Changer de mode de garde
Certains, comme Morgane, subissent les conséquences de la souffrance de la profession. « 2021 a été très compliquée, car effectivement le manque de personnel a fait que la crèche a dû réduire ses amplitudes horaires », détaille cette mère d’un enfant de 15 mois qui fréquente une crèche publique depuis ses 3 mois. En raison de ce changement, elle était quotidiennement en retard au travail et c’est « financièrement, impossible de prendre deux modes de garde différents (crèche + assistante maternelle ». Pour elle, le recrutement de personnes non qualifiées peut être une solution « par rapport à l’urgence actuelle, mais sur le long terme, il va vraiment falloir que l’État trouve un moyen rapide de revaloriser ces métiers ». Elle est aussi inquiète à cause des incidents dans plusieurs scandales : bébés secoués ou encore récemment à Lyon, un bébé empoisonné par une agente de la crèche. « Ils prouvent bien que les professionnel (le) s de la petite enfance sont à bout », ajoute la maman.
Emilie partage le même avis. L’an dernier, sa fille a été gardée par une personne non diplômée de la petite enfance (ancienne professeure) dans une crèche en région parisienne. « Cette personne était formidable et extrêmement attentive aux besoins des enfants », reconnaît la maman. Une chance donnée à une personne motivée et impliquée. Mais « ce nouveau moyen de recrutement est très inquiétant », selon elle.

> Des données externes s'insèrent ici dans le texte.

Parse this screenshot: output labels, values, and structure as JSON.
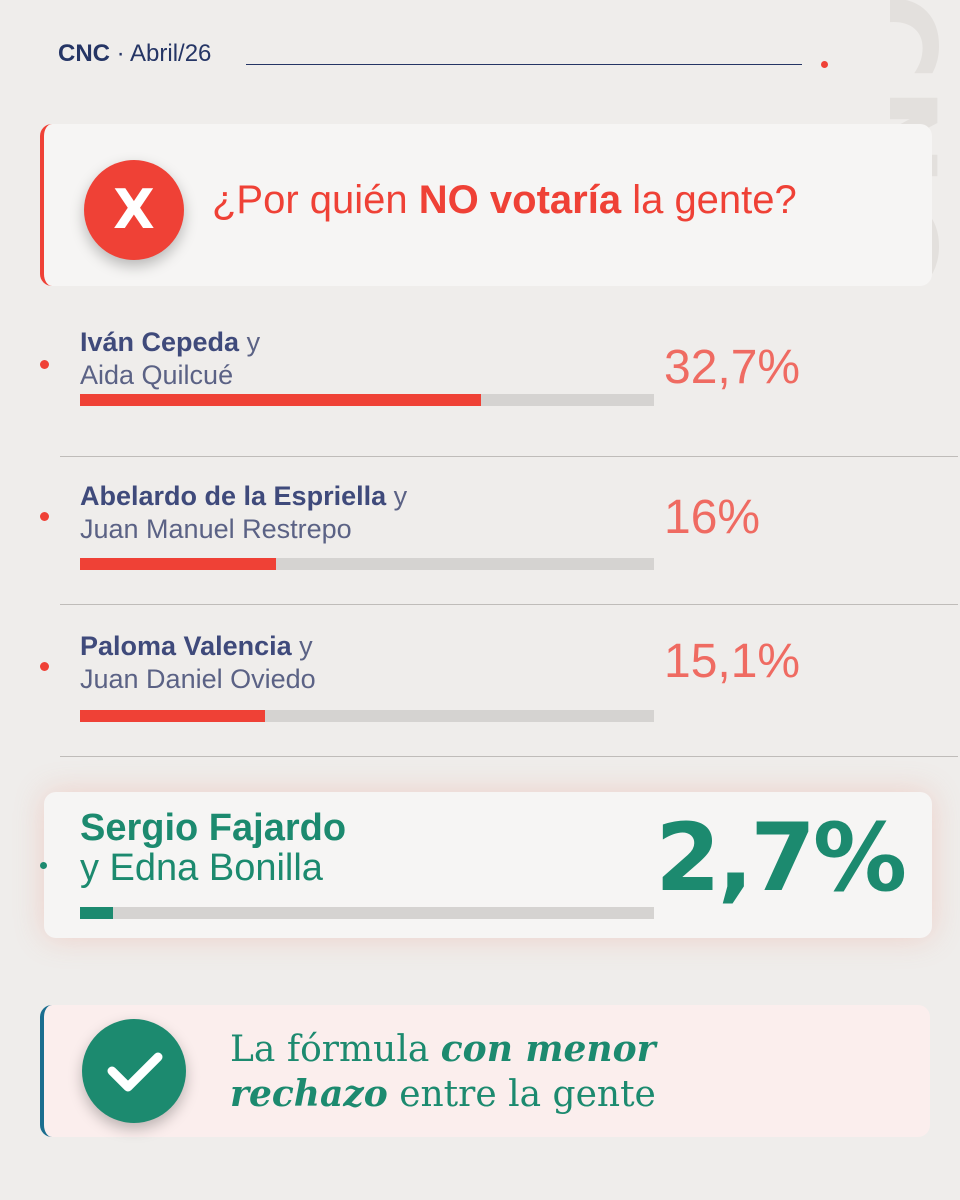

Pour d’autres parents, le choix est plus radical. Les trois premiers enfants de Romain ont été gardés en crèche, mais il n’hésitera pas à changer de mode de garde si la structure qu’il a choisie pour son enfant à naître embauche du personnel non qualifié. Mélanie, elle, a retiré sa fille cadette de sa crèche quand elle a su que l’établissement avait fait le choix d’embaucher des non-diplômés cette année. « De ce fait j’ai contacté une assistante maternelle qui va s’en occuper au moins cette année, je préfère la crèche en mode de garde, mais pas au détriment de mon enfant », indique la mère de famille.